In past years I’ve witnessed that this is often the last flower that many bumblebees visit before their demise. While some bees overwinter, many others perish in mid autumn, and often I find bumblebees that have succumbed while gathering nectar from the daisies. As the daisies’ blooms fade the dead bumblebees remain in place, and it’s a bit disturbing to think that the end of life can come so suddenly.
Tatarian daisy is a tall growing, coarsely textured perennial, so it is inappropriate for any position except the back of the border. In my garden they are placed between shrubs, and so long as the shrubs don’t overwhelm them, this is an ideal situation. The daisies don’t grow too large to expose the large leaves until late summer, and then within a short period they are blooming. The flowers last for weeks, and even after fading they are colorful as long as you’re not looking from close up.
‘Red Dragon’ fleeceflower’ (Persicaria microcephala ‘Red Dragon’, above) is blooming beside one of the garden’s smaller ponds, though I’m guessing that these are seedlings of the originals since they are not so red anymore. ‘Red Dragon’ is best utilized for its foliage, and not the small white flowers that appear on and off from mid summer into autumn. But, when not too much else is flowering the blooms catch your eye, particularly against the backdrop of the glossy foliage of leatherleaf mahonia (Mahonia bealei).
Persicaria can be quite aggressive, but ‘Red Dragon’ not so much so, and here it is hemmed in by a red leafed loosestrife (Lysimachia ciliata ‘Firecracker’) that is also quite rambunctious if planted in damp soil. In dry soil it spreads enough to require some attention to pull rhizomes that pop up through neighboring hostas and liriopes, but this is easily done and it’s not too much trouble.
A Peruvian lily (Alstroemeria ‘Tangerine Tango’, above) planted a few years ago had not managed to gain much of a foothold until this summer, and since then it has bloomed continuously. Its stems are floppy enough that I’m anxious for the small shrub planted beside it to grow a bit to provide some support, but the flowers are delightful. Earlier in the summer deer discovered the blooms, and for a short while I had a dickens of a time figuring how to spray the emerging buds to prevent them from being nibbled. Eventually everything worked out, and I figure that the lily will continue flowering until frost (which could come any day now that were into October).

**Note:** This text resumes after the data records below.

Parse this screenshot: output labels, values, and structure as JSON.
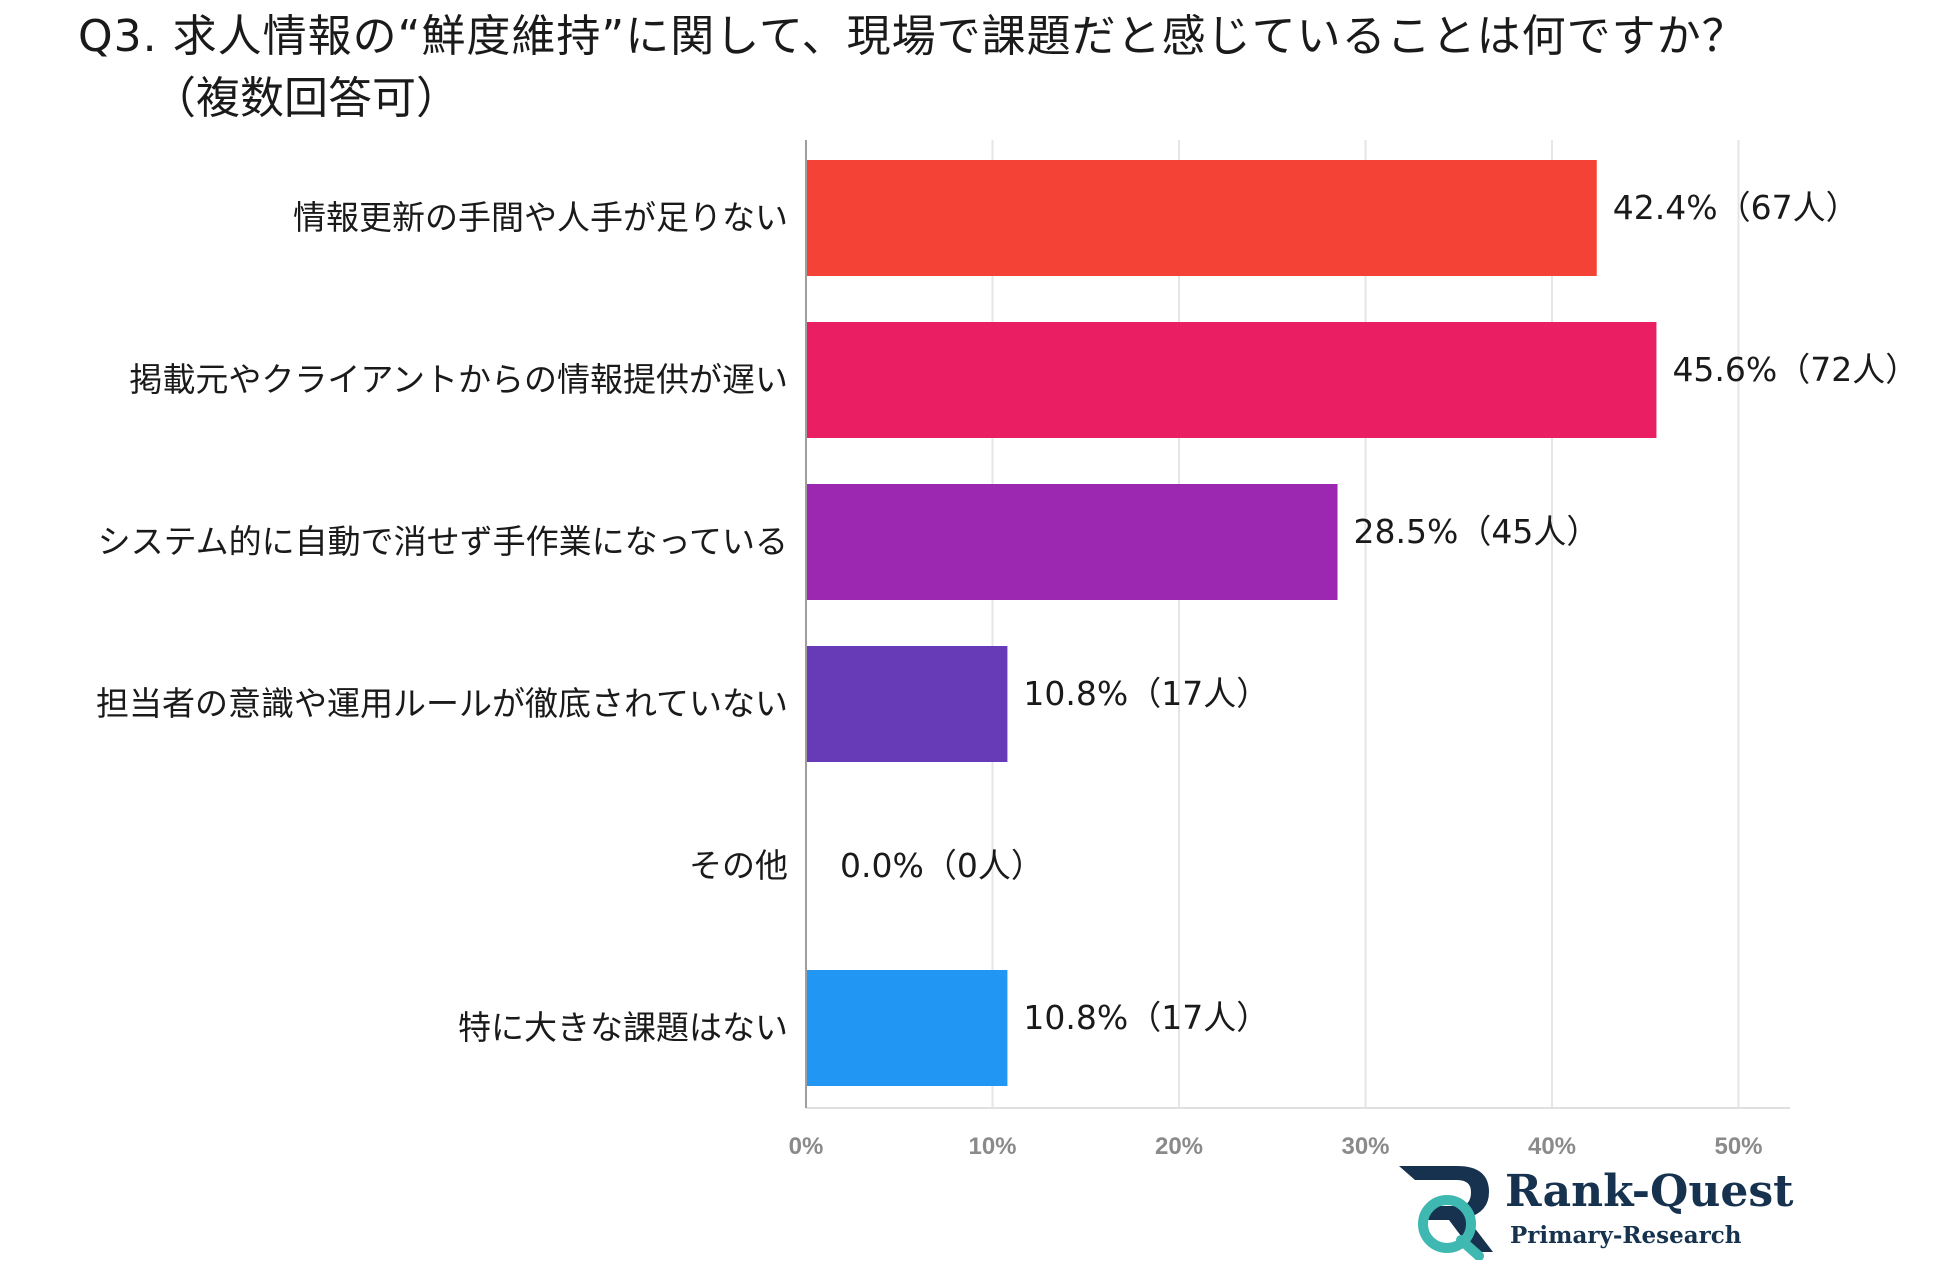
{
  "title": "Q3. 求人情報の“鮮度維持”に関して、現場で課題だと感じていることは何ですか？",
  "subtitle": "（複数回答可）",
  "chart_data": {
    "type": "bar",
    "orientation": "horizontal",
    "categories": [
      "情報更新の手間や人手が足りない",
      "掲載元やクライアントからの情報提供が遅い",
      "システム的に自動で消せず手作業になっている",
      "担当者の意識や運用ルールが徹底されていない",
      "その他",
      "特に大きな課題はない"
    ],
    "values": [
      42.4,
      45.6,
      28.5,
      10.8,
      0.0,
      10.8
    ],
    "data_labels": [
      "42.4%（67人）",
      "45.6%（72人）",
      "28.5%（45人）",
      "10.8%（17人）",
      "0.0%（0人）",
      "10.8%（17人）"
    ],
    "colors": [
      "#f44336",
      "#e91e63",
      "#9c27b0",
      "#673ab7",
      "#9e9e9e",
      "#2196f3"
    ],
    "xlim": [
      0,
      50
    ],
    "xticks": [
      0,
      10,
      20,
      30,
      40,
      50
    ],
    "xtick_labels": [
      "0%",
      "10%",
      "20%",
      "30%",
      "40%",
      "50%"
    ],
    "grid": true,
    "legend": "none"
  },
  "logo": {
    "name": "Rank-Quest",
    "subtitle": "Primary-Research",
    "colors": {
      "navy": "#17324f",
      "teal": "#3fb8b2"
    }
  }
}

There are a number of Peruvian lilies that are not sufficiently cold hardy to survive in my garden, but ‘Tangerine Tango’ should have no problems in my Virginia garden in the foothills of the Blue Ridge. Other varieties planted in more shade grow reluctantly and have refused to flower, but in full sun the Peruvian lily does fine. With seasonal temperatures forecast, the blooms could be enjoyed for several more weeks.